Donald W. Pfaff, Ph.D.

Pfaff H

Donald W. Pfaff, professor and head of the Laboratory of Neurobiology and Behavior at The Rockefeller University, is a brain scientist who uses neuroanatomical, neurochemical, and neurophysiological methods to study the cellular mechanisms by which the brain controls behavior. His laboratory's research has proceeded through four steps to demonstrate how steroid hormone effects on nerve cells can direct natural, instinctive behaviors.

First, Pfaff is known for discovering exact cellular targets for steroid hormones in the brain. A system of hypothalamic and limbic forebrain neurons with sex hormone receptors, discovered in rodents, was later found to be present in species ranging from fish through primates. This hormone-sensitive system apparently is a general feature of the vertebrate brain. His lab recently found that "knocking out" the gene for the estrogen receptor in animals prevents female reproductive behavior. Surprisingly, that single gene deletion resulted both in masculinizing female animals and, counterintuitively, feminizing males' behavior.

Secondly, his lab at Rockefeller then worked out the neural circuitry for hormone-dependent female reproductive behavior, the first behavior circuit elucidated for any mammal. Third, he and his colleagues demonstrated several genes that are "turned on" by estrogens in the forebrain. Fourth, in turn, their gene products facilitate reproductive behavior. For example, the induction of one of them, the gene for the progesterone receptor, showed that the hormone estrogen could turn on another transcription factor important, in turn, for behavioral control. Regulated gene expression in the brain participates in the control of behavior.

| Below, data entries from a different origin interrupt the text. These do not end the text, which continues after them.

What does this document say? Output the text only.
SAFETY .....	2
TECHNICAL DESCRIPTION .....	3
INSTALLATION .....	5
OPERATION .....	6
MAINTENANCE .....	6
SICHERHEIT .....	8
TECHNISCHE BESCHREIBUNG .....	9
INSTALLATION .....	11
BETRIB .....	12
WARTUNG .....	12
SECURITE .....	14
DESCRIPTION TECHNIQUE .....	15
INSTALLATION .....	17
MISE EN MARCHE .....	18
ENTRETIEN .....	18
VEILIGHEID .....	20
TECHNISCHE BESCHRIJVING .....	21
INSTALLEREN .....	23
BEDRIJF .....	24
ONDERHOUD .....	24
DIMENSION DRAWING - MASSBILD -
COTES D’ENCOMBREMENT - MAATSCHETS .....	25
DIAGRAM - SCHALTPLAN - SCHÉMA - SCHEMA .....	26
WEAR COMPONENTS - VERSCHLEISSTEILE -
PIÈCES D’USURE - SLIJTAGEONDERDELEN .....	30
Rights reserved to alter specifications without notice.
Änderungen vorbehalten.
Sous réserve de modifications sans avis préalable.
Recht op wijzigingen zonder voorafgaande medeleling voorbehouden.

Taken together, these four advances proved that specific chemicals acting in specific parts of the brain determine individual behavioral responses.

While two genetic transcription factors, the estrogen and progesterone receptors, cooperate with each other to promote reproductive behavior, another transcription factor, the thyroid hormone receptor, actually interferes with estrogenic actions. Seasonal environmental changes, raising thyroid hormone levels, can block reproductive behaviors when they would be biologically inappropriate.